Germantown, Maryland, President John Fitzgerald Kennedy, U.S. Department of Energy

The U.S. Atomic Energy Commission Headquarters Was Built Outside Of Washington, D.C. After The Soviet Union Detonated An Atomic Weapon

The headquarters of the Atomic Energy Commission in Germantown, Maryland.

On August 1, 1946, the U.S. Atomic Energy Commission was established by President Harry Truman after he signed the Atomic Energy Act.

A decade after the Atomic Energy Commission was created the federal government considered fifty different locations for the Atomic Energy Commission’s headquarters during the Cold War. The government decided to build the headquarters 20 miles north of DC in Germantown, Maryland in an area that 4,000 feet higher than the Nation’s Capitol. All of the offices of the commission’s staff were set on the norther side of the building so that if an atomic bomb went off in DC, only the southern side of the building would be damaged by the shock waves from the blast, leaving the northern side with minimal damage.

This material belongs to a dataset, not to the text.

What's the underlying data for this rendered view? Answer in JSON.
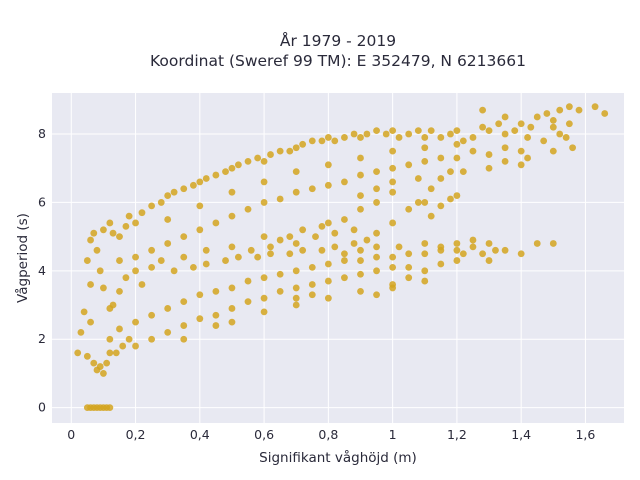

The Atomic Energy Commission was responsible for several nuclear weapon advances during the course of the Cold War.

In the 1960’s, President John Fitzgerald Kennedy visited the Atomic Energy Commission’s headquarters building.

1 thought on “The U.S. Atomic Energy Commission Headquarters Was Built Outside Of Washington, D.C. After The Soviet Union Detonated An Atomic Weapon”

  1. I enjoyed the video since I worked there 1958 – 1962. I too am a Virginia historian and have many ancestors who settled Virginia. I am a genealogist who claims Myles Standish as an ancestor also Robert E. Lee.